Nematicidal Activities of Saccharin and Erythritol Against Pinewood Nematode

The mortality of B. xylophilus was significantly affected by the presence of saccharin at 1.8-M concentration (one-way ANOVA, F_2,27 = 313.30, P < 0.0001; Fig. 1). The mortality rate of saccharin was dose-dependent. Saccharin solution showed strong nematicidal activity at 0.9-M and 1.8-M concentrations, and moderate activity at 0.45-M concentration. However, below 0.23 M concentration, it showed no activity. Based on the dose-response data, a lethal concentration (LC) value was obtained. The LC₅₀ and LC₉₀ values of saccharin were 0.321 M (95% confidence limit [CL]: 0.309–0.333) and 0.615 M (95% CL: 0.583–0.654), respectively (slope ± SE: 1.97 ± 0.07, c² = 580.17, df = 48).

In our study, erythritol did not exhibit nematicidal activity. However, erythritol showed a higher mortality rate than other sweeteners, such as sucrose, against dipteran insect pests (Zheng et al., 2016; Choi et al., 2017), psylla (Wentz et al., 2020), ant (Zhang et al., 2017), and mite (Schmidt-Jeffris et al., 2021). As erythritol is a non-nutritive sugar, it cannot be used as a substrate for enzymes involved in sugar metabolism. Choi et al. (2017) suggested that mortality by erythritol would result from starvation due to intake of non-metabolizable erythritol or experiencing abnormally high osmotic pressure in the hemolymph with erythritol diffused from the midgut. Fisher et al. (2017) suggested that the decreased survival rates induced by erythritol could be the result of starvation rather than insecticidal activity. Erythritol in the tissues is not always toxic to arthropods. Some insect species that are seasonally exposed to freezing conditions produce erythritol and other polyhydric alcohols as tissue cryoprotectants (Danks, 2004; Kostal et al., 2007). Therefore, the differential erythritol-induced mortality reported in insect pests and PWN may result from the difference in utilization of sugar as food or the environmental conditions of PWN that overwinter under freezing conditions.
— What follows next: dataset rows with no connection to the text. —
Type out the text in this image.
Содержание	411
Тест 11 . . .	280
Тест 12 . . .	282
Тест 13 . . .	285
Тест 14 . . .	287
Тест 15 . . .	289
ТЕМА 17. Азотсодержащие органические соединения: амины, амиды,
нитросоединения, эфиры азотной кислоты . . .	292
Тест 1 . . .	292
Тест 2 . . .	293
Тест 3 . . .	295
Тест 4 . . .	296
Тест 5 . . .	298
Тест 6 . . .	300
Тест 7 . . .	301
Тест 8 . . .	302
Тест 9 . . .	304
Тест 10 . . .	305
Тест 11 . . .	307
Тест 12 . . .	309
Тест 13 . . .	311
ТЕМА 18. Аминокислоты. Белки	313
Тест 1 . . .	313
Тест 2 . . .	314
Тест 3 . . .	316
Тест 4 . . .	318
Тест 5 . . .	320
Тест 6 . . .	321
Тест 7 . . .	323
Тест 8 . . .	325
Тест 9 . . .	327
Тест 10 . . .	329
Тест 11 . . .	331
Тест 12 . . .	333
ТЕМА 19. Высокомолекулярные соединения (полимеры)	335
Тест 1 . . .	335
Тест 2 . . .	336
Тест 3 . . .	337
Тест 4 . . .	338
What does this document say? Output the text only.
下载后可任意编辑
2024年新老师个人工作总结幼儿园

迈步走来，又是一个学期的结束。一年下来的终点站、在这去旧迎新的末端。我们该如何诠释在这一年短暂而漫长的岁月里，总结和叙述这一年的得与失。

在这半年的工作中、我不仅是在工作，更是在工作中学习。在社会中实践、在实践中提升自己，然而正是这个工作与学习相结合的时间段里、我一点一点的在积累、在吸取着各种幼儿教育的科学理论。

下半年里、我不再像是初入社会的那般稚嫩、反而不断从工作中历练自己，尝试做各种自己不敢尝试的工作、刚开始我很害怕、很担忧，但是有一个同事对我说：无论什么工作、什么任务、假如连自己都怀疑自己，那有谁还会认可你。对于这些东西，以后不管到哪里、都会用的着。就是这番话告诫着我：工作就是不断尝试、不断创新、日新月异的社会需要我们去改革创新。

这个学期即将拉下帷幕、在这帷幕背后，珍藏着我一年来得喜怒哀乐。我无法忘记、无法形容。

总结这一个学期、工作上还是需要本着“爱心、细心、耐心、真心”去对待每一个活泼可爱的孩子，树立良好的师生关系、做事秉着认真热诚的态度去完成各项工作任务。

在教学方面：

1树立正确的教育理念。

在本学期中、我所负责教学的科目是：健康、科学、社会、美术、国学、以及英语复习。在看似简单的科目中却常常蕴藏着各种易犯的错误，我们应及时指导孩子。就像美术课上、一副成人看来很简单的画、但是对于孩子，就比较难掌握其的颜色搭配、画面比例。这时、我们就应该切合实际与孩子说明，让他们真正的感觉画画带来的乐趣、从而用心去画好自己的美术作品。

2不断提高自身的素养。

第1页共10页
Unlike erythritol, saccharin induced higher mortality rates in our experiments. Although mortality by saccharin has been studied less than that caused by erythritol, previous studies have shown results similar to those of our study, i.e. results demonstrating that saccharin affected the survival of PWN. Zheng et al. (2016) reported higher mortality induced by saccharin than those by sucrose, fructose, and glucose, but less than the mortality induced by erythritol, against Bactrocera dorsalis (Diptera: Tephritidae). Moreover, saccharin induced behavioral changes such as a reduction in the frequency of flights and walks. Similar to erythritol, saccharin affected the survival of Solenopsis invicta (Hymenoptera: Formicidae) and induced relatively high mortality (Zhang et al., 2017). Sharma et al. (2020) reported that saccharin did not affect the survival, lifespan, fecundity, or egg hatching of Aedes aegypti (Diptera: Culicidae). Saccharin, 1,2-benzisothiazole-3(2H)-one 1,1-dioxide (BHT), is a metabolite of probenazole (Fig. 2), an effective fungicide (Uchida et al., 1973). Although the direct fungicidal activity of saccharin has not been reported, it is known to induce resistance to fungi in some plants (Nakashita et al., 2002; Phuong et al., 2020; Mejri et al., 2021). 1,2-Benzisothiazoline-3-one (Fig. 1), an analog of saccharin, showed remarkable inhibitory effects on the growth of microorganisms such as bacteria, fungi, and algae (Silva et al., 2020).

Figure 2

To conclude, our study has unequivocally demonstrated that saccharin is lethal to PWN and that the nematicidal effects of saccharin are dose-dependent. Although the nematicidal mechanism of saccharin has not yet been investigated, it could be used as an alternative for the management of PWN. Further studies are needed to examine in vivo effects of saccharin on PWN in living pine trees.